The surge in Indian equities follows US Fed Chair Jerome Powell’s acknowledgment of the risks of delaying rate cuts on Wednesday. It bolstered expectations of a 25 basis points (bps) rate cut by March 2024 and fuelled a rally across global stock markets.
“Fed’s newly minted dovishness adds another bullish leg to the market,” said Seshadri Sen and Chinmay Kabra, analysts at Emkay Global.
Higher foreign inflows, hopes of political stability in 2024 and sustained strength in the capital expenditure cycle are expected to contribute further to the strength in domestic equities, they added.
Tech, metals driving rally
India’s IT companies, which draw a significant share of their revenue from the US, jumped 7.16% for the week, logging their best week in 26 months.
Infosys, India’s second-biggest IT company, advanced 5.13% on the day and 5.85% on the week, driven by the easing global rate outlook.

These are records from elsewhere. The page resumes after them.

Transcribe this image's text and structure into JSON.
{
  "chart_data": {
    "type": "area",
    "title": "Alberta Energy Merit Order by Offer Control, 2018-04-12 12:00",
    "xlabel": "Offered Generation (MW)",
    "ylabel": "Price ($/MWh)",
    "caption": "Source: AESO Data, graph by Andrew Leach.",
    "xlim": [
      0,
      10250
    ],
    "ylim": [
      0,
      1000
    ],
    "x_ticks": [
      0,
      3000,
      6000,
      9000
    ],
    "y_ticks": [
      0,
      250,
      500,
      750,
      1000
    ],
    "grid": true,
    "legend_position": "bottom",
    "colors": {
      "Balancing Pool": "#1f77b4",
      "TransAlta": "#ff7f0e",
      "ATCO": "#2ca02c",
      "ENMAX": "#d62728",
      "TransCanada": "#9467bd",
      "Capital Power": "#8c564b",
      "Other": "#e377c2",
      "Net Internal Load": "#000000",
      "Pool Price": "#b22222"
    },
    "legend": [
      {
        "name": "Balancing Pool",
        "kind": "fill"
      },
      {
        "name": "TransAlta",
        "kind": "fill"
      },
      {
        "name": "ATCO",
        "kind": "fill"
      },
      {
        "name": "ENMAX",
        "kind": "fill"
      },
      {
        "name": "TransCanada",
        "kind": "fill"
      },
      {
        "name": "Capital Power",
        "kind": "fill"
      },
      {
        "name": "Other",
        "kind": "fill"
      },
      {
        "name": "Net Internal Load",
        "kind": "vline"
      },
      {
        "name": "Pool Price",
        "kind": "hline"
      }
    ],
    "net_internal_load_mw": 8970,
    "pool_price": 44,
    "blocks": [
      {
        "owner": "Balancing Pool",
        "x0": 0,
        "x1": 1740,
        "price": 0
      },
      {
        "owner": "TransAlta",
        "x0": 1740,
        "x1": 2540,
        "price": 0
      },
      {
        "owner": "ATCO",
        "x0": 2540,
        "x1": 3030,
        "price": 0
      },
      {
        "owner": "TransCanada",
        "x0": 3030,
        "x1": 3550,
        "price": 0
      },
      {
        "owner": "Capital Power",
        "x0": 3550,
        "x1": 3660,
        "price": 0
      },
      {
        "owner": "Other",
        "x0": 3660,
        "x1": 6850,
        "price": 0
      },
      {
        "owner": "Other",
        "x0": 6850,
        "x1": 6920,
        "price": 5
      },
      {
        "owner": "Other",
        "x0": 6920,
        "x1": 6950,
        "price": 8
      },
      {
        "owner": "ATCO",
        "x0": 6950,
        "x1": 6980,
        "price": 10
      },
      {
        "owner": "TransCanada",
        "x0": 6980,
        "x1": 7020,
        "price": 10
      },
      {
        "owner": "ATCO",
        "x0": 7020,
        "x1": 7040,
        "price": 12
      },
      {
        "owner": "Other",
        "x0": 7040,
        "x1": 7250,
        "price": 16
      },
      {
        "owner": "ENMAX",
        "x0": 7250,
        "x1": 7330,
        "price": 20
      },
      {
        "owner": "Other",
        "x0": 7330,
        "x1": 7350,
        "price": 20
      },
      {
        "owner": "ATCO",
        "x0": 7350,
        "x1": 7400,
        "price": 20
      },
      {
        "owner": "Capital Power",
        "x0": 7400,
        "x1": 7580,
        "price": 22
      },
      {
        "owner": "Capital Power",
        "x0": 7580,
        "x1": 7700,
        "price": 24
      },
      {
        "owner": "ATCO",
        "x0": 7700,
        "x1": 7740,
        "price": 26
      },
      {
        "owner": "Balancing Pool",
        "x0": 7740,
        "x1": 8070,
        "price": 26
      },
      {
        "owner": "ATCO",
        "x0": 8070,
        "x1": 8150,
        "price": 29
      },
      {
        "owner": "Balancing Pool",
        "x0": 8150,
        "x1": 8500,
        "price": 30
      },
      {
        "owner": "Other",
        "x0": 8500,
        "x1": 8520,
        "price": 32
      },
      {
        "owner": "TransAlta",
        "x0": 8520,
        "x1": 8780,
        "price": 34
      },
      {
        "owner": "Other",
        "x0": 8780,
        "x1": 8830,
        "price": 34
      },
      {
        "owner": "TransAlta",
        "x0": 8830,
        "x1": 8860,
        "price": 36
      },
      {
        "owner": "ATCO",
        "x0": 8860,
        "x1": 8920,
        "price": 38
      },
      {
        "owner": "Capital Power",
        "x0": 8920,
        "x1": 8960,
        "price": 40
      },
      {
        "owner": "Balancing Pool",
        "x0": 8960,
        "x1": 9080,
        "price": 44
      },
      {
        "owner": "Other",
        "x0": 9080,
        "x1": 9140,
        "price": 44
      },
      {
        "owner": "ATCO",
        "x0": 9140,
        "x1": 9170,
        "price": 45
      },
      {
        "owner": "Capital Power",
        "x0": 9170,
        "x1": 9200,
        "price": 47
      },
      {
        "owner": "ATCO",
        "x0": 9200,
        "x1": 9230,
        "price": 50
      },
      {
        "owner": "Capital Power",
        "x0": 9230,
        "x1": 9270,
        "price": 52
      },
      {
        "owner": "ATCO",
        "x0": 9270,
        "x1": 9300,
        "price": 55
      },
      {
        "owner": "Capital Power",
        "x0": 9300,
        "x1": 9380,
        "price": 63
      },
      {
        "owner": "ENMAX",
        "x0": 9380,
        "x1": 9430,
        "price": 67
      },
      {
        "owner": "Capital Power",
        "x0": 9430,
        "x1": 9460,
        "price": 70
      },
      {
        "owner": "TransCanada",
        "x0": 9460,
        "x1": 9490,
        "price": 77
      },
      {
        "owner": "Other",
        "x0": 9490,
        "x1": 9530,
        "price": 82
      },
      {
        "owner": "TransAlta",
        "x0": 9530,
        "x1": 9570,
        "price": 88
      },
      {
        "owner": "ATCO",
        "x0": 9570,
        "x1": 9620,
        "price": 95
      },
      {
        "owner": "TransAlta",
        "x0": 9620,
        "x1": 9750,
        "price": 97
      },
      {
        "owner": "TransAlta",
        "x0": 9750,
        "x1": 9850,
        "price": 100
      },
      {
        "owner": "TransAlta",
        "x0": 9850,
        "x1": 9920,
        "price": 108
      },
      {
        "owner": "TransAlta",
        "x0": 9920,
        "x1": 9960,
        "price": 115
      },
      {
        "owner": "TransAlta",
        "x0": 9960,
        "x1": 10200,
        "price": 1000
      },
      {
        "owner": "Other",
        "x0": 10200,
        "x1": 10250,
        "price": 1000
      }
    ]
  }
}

Meanwhile, the metal index climbed 5%, led by an increase in global metal prices as the US dollar came under pressure following the Fed’s dovish commentary on future rate trajectory.
A weak US dollar makes metals cheaper to holders of other currencies.
Earlier in the month energy and financial sector stocks also rallied. The Nifty Energy Index and Banking Index both ended the week at an all-time high as well.